There are thousands of Star Wars fans around the world who love to show their appreciation for the series by collecting figures and merchandise based on the universe in which it takes place.
Each character from the movies has its own figure that can be bought and sold for some serious cash depending on how rare and desirable an item it is to certain collectors.
However, the world of Star Wars figure collecting is also rife with some pretty confusing terminology that can make it pretty difficult to break into.
If you’ve only just started collecting these items, you might have noticed a stamp marking on some figures which says ‘LFL’ and wondered what it means.
When it comes to Star Wars figures, LFL simply stands for LucasFilm Limited.
It is a way to show the trademark copyright of the company that authorized the production and sale of the figure.
If your figure has an LFL stamp, it means that it is Official Star Wars merchandise, authorized by LucasFilm Limited themselves.
In this guide, I’ll be teaching you everything you need to know about the significance of this stamp as well as all the other confusing labels and terminologies that exist in the weird world of Star Wars collecting.
Why Is There An LFL Stamp On Star Wars Figures?
So, we know that the LFL stamp on Star Wars figures is a reference to LucasFilm Limited (the company that produces them) but why is it there at all?
Essentially, the reason boils down to official merchandising laws. LucasFilm Limited prints these stamps on all of its figures to prove that they really have been produced by them.
The idea is that if you have a figure with the LFL stamp on it, you know that you don’t have a fake, knock-off version of the genuine, official merchandise.
This practice is used throughout the collectibles world and plenty of other companies use similar methods to verify that their products are genuine.
However, while the stamp is a symbol of authority for LucasFilm Limited products, figures that don’t have the LFL label aren’t always fake imitations of genuine products.
The absence of this label simply means that the figure wasn’t produced by LucasFilm Limited.
There are also a few other companies that produce Star Wars figures and collectors still recognize some of these manufacturers’ products as valuable.
Other Labels On Star Wars Figures
Interestingly, LFL isn’t the only label you’ll find on some Star Wars figures and there are a couple of others that have a few different meanings.

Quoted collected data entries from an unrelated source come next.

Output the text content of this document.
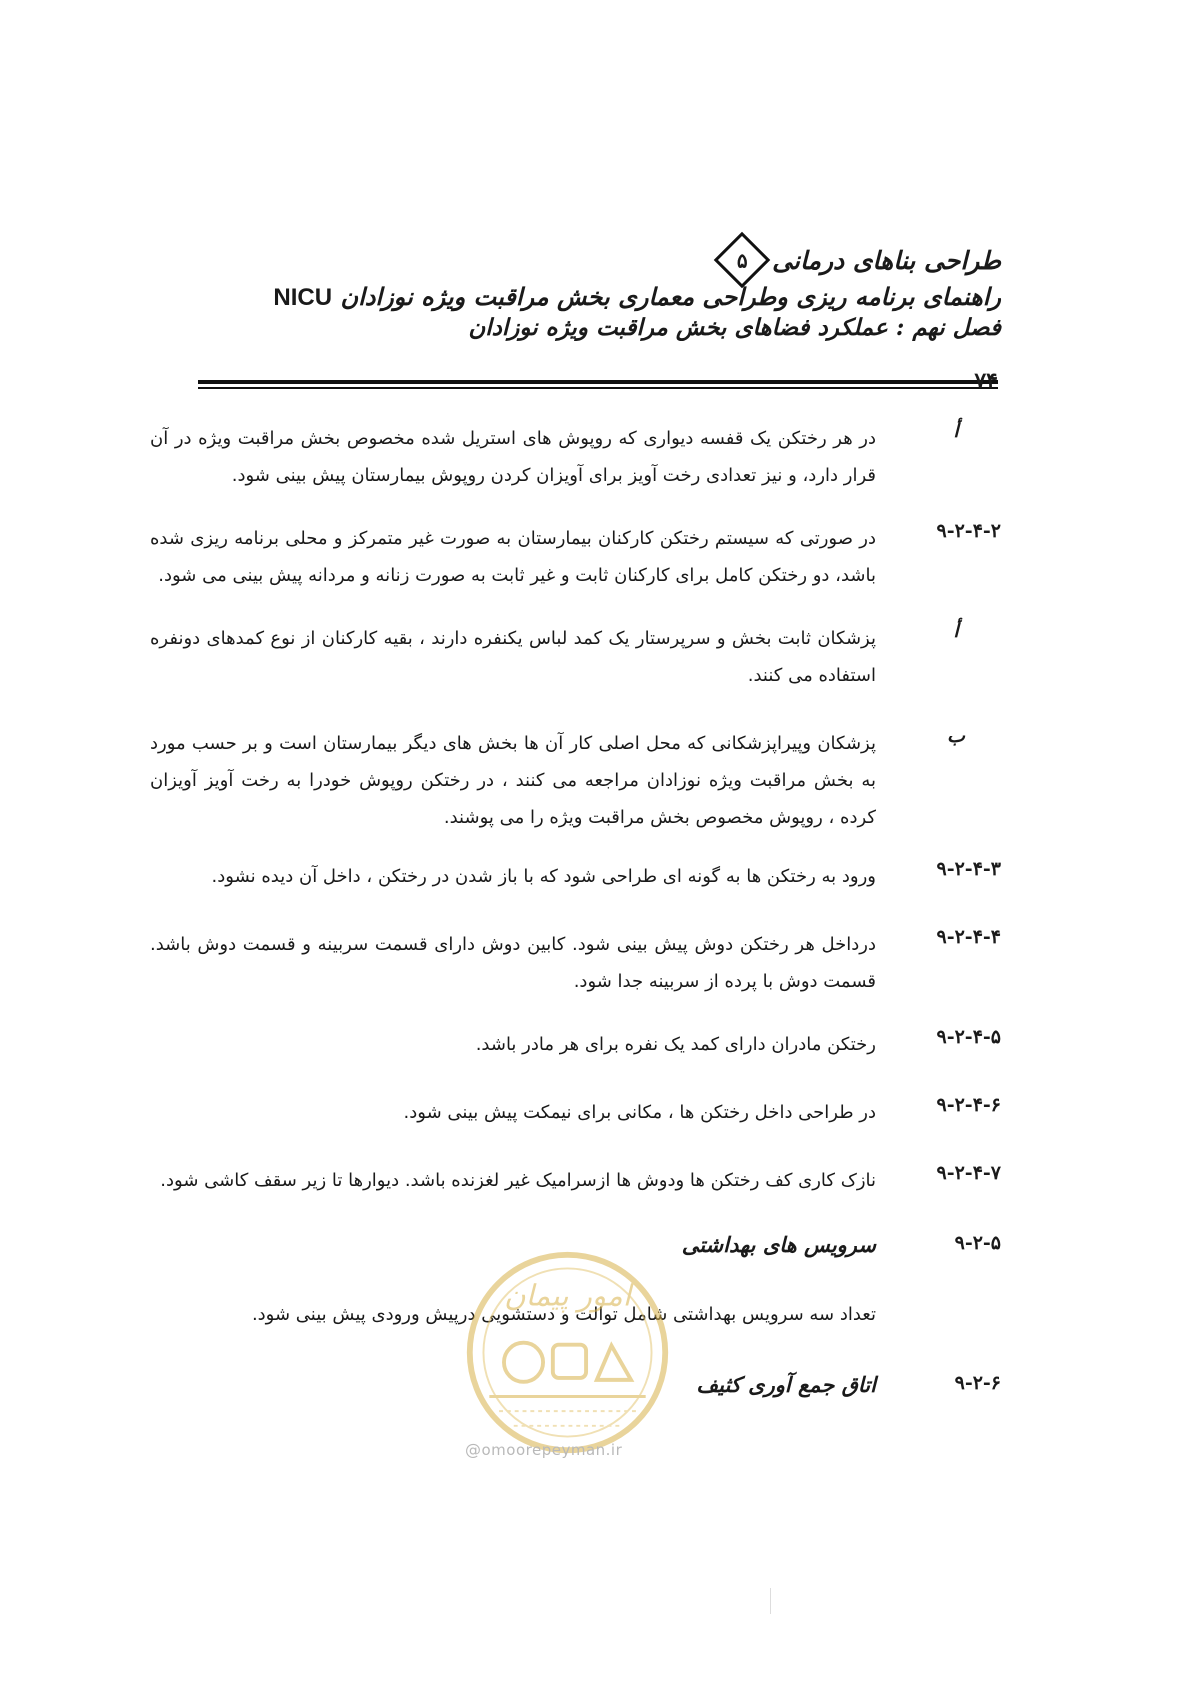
طراحی بناهای درمانی
۵
راهنمای برنامه ریزی وطراحی معماری بخش مراقبت ویژه نوزادان NICU
فصل نهم : عملکرد فضاهای بخش مراقبت ویژه نوزادان
۷۴
أ
در هر رختکن یک قفسه دیواری که روپوش های استریل شده مخصوص بخش مراقبت ویژه در آن قرار دارد، و نیز تعدادی رخت آویز برای آویزان کردن روپوش بیمارستان پیش بینی شود.
۹-۲-۴-۲
در صورتی که سیستم رختکن کارکنان بیمارستان به صورت غیر متمرکز و محلی برنامه ریزی شده باشد، دو رختکن کامل برای کارکنان ثابت و غیر ثابت به صورت زنانه و مردانه پیش بینی می شود.
أ
پزشکان ثابت بخش و سرپرستار یک کمد لباس یکنفره دارند ، بقیه کارکنان از نوع کمدهای دونفره استفاده می کنند.
ب
پزشکان وپیراپزشکانی که محل اصلی کار آن ها بخش های دیگر بیمارستان است و بر حسب مورد به بخش مراقبت ویژه نوزادان مراجعه می کنند ، در رختکن روپوش خودرا به رخت آویز آویزان کرده ، روپوش مخصوص بخش مراقبت ویژه را می پوشند.
۹-۲-۴-۳
ورود به رختکن ها به گونه ای طراحی شود که با باز شدن در رختکن ، داخل آن دیده نشود.
۹-۲-۴-۴
درداخل هر رختکن دوش پیش بینی شود. کابین دوش دارای قسمت سربینه و قسمت دوش باشد. قسمت دوش با پرده از سربینه جدا شود.
۹-۲-۴-۵
رختکن مادران دارای کمد یک نفره برای هر مادر باشد.
۹-۲-۴-۶
در طراحی داخل رختکن ها ، مکانی برای نیمکت پیش بینی شود.
۹-۲-۴-۷
نازک کاری کف رختکن ها ودوش ها ازسرامیک غیر لغزنده باشد. دیوارها تا زیر سقف کاشی شود.
۹-۲-۵
سرویس های بهداشتی
تعداد سه سرویس بهداشتی شامل توالت و دستشویی درپیش ورودی پیش بینی شود.
۹-۲-۶
اتاق جمع آوری کثیف
امور پیمان
@omoorepeyman.ir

One of these alternative labels is GMFGI, which stands for General Mills Fun Group Incorporated. This label is very similar to the LFL tag because it simply refers to the trademark copyright of the company that produced the figure.
Similarly, CPG is another label you’ll find on a specific Star Wars action figure. It stands for Consumer Product Group, which is the name of the company that produces the Boba Fett action figure.

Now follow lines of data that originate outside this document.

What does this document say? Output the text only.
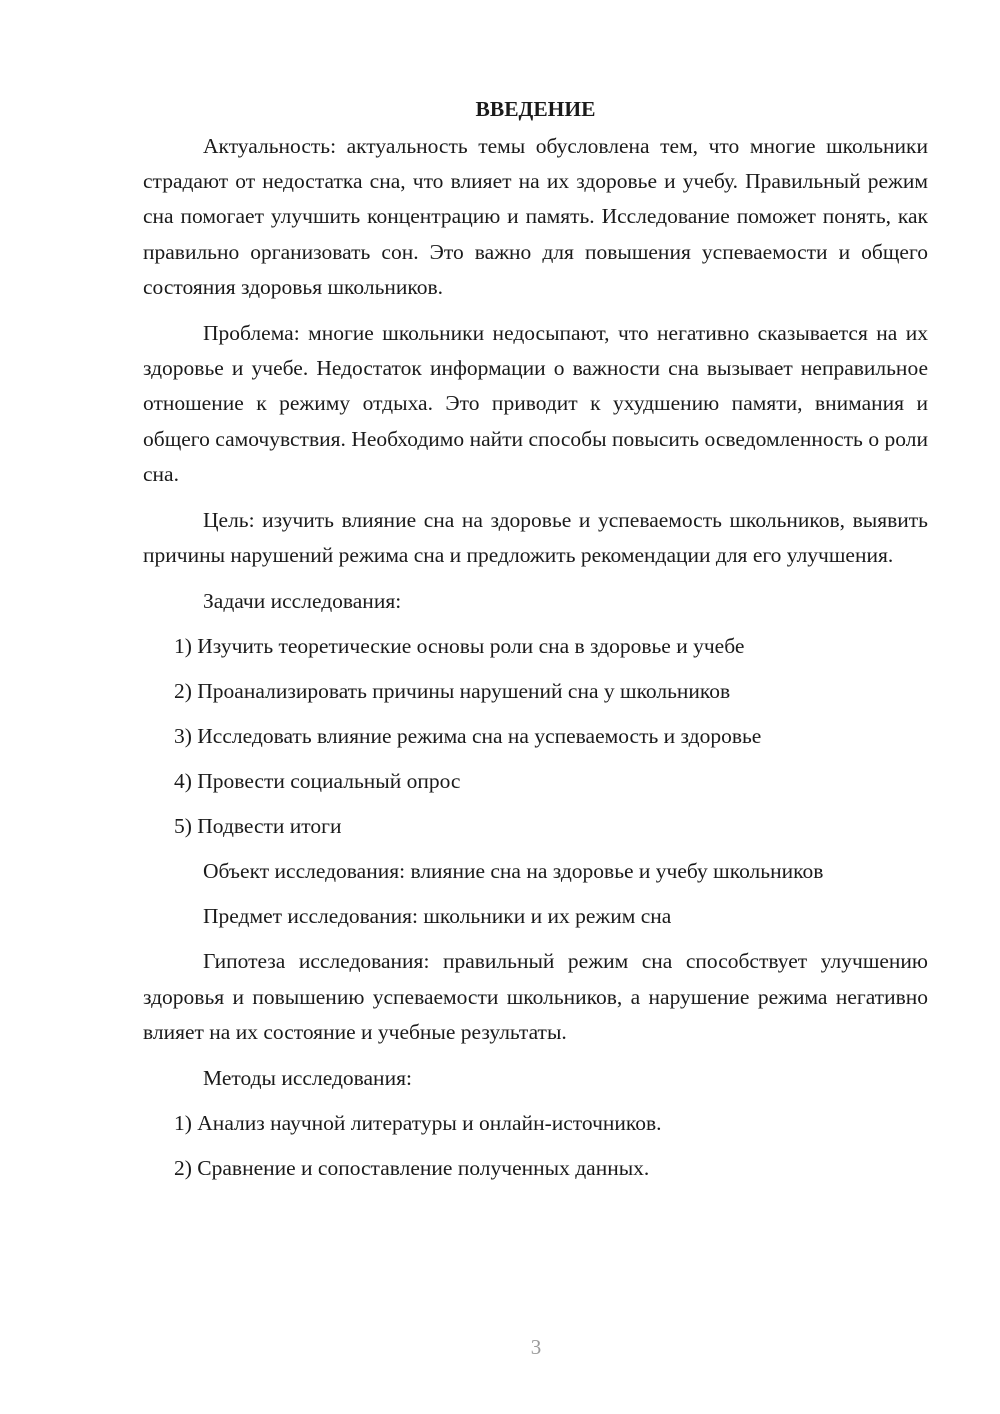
ВВЕДЕНИЕ

Актуальность: актуальность темы обусловлена тем, что многие школьники страдают от недостатка сна, что влияет на их здоровье и учебу. Правильный режим сна помогает улучшить концентрацию и память. Исследование поможет понять, как правильно организовать сон. Это важно для повышения успеваемости и общего состояния здоровья школьников.

Проблема: многие школьники недосыпают, что негативно сказывается на их здоровье и учебе. Недостаток информации о важности сна вызывает неправильное отношение к режиму отдыха. Это приводит к ухудшению памяти, внимания и общего самочувствия. Необходимо найти способы повысить осведомленность о роли сна.

Цель: изучить влияние сна на здоровье и успеваемость школьников, выявить причины нарушений режима сна и предложить рекомендации для его улучшения.

Задачи исследования:
1) Изучить теоретические основы роли сна в здоровье и учебе
2) Проанализировать причины нарушений сна у школьников
3) Исследовать влияние режима сна на успеваемость и здоровье
4) Провести социальный опрос
5) Подвести итоги
Объект исследования: влияние сна на здоровье и учебу школьников
Предмет исследования: школьники и их режим сна

Гипотеза исследования: правильный режим сна способствует улучшению здоровья и повышению успеваемости школьников, а нарушение режима негативно влияет на их состояние и учебные результаты.

Методы исследования:
1) Анализ научной литературы и онлайн-источников.
2) Сравнение и сопоставление полученных данных.
3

This means you’ll only find the CPG label on a Boba Fett figure but it means that that product is genuine merchandise.
Does The LFL Stamp Increase The Value Of Star Wars Figures?
Based on what we now know about the stamps you can find on Star Wars figures, you might be wondering whether the LFL label is valuable and can earn you more money for a sale.

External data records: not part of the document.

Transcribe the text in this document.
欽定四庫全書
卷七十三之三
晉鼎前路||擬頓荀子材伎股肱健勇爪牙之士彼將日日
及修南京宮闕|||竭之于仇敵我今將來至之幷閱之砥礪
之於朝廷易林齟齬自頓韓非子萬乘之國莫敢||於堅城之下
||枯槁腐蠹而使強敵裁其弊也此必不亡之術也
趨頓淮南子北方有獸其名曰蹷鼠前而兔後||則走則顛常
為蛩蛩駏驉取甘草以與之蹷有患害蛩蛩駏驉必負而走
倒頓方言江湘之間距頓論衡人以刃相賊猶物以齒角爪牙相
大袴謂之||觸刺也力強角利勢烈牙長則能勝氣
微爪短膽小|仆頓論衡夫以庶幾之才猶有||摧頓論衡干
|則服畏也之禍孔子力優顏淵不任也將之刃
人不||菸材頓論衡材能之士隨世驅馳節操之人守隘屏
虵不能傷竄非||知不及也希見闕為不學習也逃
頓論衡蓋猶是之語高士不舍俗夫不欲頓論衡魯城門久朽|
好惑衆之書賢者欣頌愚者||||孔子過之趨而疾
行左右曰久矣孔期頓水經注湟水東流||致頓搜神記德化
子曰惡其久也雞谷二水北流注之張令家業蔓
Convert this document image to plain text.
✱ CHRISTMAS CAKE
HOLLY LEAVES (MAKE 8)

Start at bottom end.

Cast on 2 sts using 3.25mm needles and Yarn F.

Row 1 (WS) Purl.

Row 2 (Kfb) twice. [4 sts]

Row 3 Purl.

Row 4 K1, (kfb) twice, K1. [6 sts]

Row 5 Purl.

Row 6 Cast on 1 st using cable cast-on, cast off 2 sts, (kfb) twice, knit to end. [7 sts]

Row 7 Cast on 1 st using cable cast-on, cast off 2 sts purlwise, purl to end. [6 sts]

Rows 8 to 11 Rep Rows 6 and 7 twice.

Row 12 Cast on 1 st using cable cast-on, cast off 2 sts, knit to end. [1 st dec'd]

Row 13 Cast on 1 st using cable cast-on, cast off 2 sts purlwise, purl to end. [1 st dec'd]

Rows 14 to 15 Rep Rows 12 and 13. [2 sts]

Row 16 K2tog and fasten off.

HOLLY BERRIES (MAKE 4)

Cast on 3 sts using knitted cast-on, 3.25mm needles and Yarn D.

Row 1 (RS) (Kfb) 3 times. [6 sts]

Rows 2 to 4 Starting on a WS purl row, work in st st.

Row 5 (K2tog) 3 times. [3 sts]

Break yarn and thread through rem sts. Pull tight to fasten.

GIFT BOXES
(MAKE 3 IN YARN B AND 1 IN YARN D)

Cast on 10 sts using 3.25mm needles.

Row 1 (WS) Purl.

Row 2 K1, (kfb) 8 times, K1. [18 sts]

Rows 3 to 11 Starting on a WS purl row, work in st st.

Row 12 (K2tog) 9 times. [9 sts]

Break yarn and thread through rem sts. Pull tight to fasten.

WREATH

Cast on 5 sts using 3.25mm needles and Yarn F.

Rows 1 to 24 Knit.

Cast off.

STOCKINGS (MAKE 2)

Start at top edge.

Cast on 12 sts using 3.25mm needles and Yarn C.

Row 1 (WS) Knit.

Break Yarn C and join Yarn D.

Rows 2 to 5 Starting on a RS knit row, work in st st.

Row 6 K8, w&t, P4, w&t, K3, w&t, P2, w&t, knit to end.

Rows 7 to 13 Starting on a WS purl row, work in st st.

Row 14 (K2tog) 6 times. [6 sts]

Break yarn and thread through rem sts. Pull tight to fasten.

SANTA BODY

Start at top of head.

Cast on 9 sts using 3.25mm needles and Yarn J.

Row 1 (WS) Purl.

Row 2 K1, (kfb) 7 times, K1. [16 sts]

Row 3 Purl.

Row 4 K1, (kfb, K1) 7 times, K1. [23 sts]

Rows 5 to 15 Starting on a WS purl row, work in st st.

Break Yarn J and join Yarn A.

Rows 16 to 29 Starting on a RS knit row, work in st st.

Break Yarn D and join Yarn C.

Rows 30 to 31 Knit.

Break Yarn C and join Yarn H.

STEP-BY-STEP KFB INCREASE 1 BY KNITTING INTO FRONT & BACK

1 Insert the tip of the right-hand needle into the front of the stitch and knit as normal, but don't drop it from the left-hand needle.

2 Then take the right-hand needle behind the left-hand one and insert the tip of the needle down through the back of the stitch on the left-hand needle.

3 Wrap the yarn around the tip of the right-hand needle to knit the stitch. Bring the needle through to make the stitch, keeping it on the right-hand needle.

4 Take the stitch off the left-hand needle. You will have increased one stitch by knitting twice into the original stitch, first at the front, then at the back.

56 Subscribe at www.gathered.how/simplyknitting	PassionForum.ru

Sadly, the answer is no. LFL is such a commonly used stamp on Star Wars figures and so it’s certainly not rare enough to be considered particularly valuable.
The same is also true for the GMFGI and CPG labels that you can find on some figures. These are also not rare enough to make a figure much more valuable.
The main purpose of these stamps is to indicate that the figure was made by a valid, authoritative source like LucasFilm Limited so they only make these figures more valuable than the fakes.
Unfortunately, though, this stamp won’t earn you thousands of dollars more than other figures, just based on the stamp alone.
Other Key Terms For Star Wars Figures
The stamps I’ve talked about already aren’t the only things you need to know about if you’re getting started in the world of collecting Star Wars figures. There are plenty of other confusing terms and initials to get your head around:
In the Star Wars collectibles community, each movie within the Star Wars series is commonly referred to by its initials, rather than the full title.
With that in mind, these are the initials you need to keep in mind when discussing figures from a certain movie:
- A New Hope – ANH
- Empire Strikes Back – ESB
- Return Of The Jedi – ROTJ
- The Phantom Menace – TPM
- Attack Of The Clones – AOTC
- Revenge Of The Sith – ROTS
- The Force Awakens – TFA
- The Last Jedi – TLJ
- The Rise Of Skywalker – TROS
MIB And MISB
These two initials stand for ‘mint in box’ and ‘mint in sealed box’, respectively. These are common terms within the collectibles community and they are very important considerations for determining the value of an item.
For example, a Star Wars figure is much more valuable when it is still in mint condition and in its original packaging.
If both of these things are true, it is considered to be ‘MISB’. MISB figures tend to be more valuable than MIB figures, which are themselves more valuable than figures that have been removed from the packaging.
I hope you’ve enjoyed learning about LFL and other common stamps and labels on Star Wars figures.
While all of these initials might seem a little confusing at first, they’re pretty easy to understand once you know what each one stands for.
Also, Star Wars figures tend to have a lot of similar terms to other kinds of collectibles so you won’t need to learn too many extra terms to collect your favorite Star Wars merchandise!